This is a quick and easy, but oh so tasty salad to prepare which will serve 4 as a side dish or two as a light meal. If you can’t get hold of Persian lentils, you can use Puy lentils which work just as well and Greek feta is a good substitute for Persian feta. I sometimes prefer the Greek feta as it provides a greater contrast to the creaminess and softness of the egg, The colours here are just so Mediterranean and it is a salad which I often turn to during the warmer months. You can also add a little dried chilli if you like to give it a little extra flavour punch.
Lentil and asparagus salad with egg and sumac
250g Persian red lentils
1/2 Spanish onion, thinly sliced
1 garlic clove, finely chopped
Juice of 2 lemons
50 ml extra-virgin olive oil
1 tablespoon Sherry vinegar
2 teaspoons sumac, plus extra to serve
3/4 cup each flat-leaf parsley and mint
2 bunches asparagus, trimmed
4 eggs, at room temperature
50g almonds, coarsely chopped
150g Persian feta, coarsely crumbled
Cook lentils in a saucepan of unsalted boiling water until just tender (10-12 minutes), drain, refresh, drain well and place in a large bowl.

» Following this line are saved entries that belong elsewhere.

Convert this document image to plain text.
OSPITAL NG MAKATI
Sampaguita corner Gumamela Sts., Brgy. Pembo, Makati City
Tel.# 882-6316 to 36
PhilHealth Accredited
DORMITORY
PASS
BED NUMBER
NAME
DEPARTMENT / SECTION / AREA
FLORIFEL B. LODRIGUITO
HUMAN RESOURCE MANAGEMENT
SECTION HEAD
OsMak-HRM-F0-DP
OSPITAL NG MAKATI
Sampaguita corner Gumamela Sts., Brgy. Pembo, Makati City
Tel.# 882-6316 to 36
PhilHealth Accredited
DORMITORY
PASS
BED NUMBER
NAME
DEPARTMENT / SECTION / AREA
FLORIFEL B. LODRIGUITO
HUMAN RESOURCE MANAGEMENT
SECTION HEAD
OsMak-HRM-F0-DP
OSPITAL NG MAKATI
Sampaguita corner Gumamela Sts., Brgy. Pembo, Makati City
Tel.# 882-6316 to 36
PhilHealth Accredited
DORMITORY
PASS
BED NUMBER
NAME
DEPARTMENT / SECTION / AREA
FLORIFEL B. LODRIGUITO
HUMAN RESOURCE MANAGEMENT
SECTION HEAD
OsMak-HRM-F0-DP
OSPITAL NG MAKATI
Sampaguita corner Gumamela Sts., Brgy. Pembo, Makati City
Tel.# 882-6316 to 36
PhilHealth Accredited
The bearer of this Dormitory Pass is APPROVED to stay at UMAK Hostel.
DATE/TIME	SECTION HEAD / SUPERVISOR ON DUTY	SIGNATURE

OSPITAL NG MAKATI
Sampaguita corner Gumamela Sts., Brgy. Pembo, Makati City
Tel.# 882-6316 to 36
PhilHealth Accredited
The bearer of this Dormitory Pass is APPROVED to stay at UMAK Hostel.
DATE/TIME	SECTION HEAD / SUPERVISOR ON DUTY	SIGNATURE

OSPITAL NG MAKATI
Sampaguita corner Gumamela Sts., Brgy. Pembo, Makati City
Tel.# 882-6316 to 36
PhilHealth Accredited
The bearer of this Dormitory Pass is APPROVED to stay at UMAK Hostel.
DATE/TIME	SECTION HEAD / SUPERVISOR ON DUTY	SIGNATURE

Combine onion, garlic and lemon juice in a bowl and stand until onion softens (5 minutes). Stir in oil, vinegar and sumac, add to lentils with herbs, and toss to combine.
Blanch asparagus until just tender (1-2 minutes), refresh, drain and set aside. Cook eggs in a saucepan of boiling water until soft-boiled (7 minutes), cool under cold running water, then peel and halve. Top lentil salad with asparagus and eggs, season to taste and serve scattered with almonds, feta and sumac.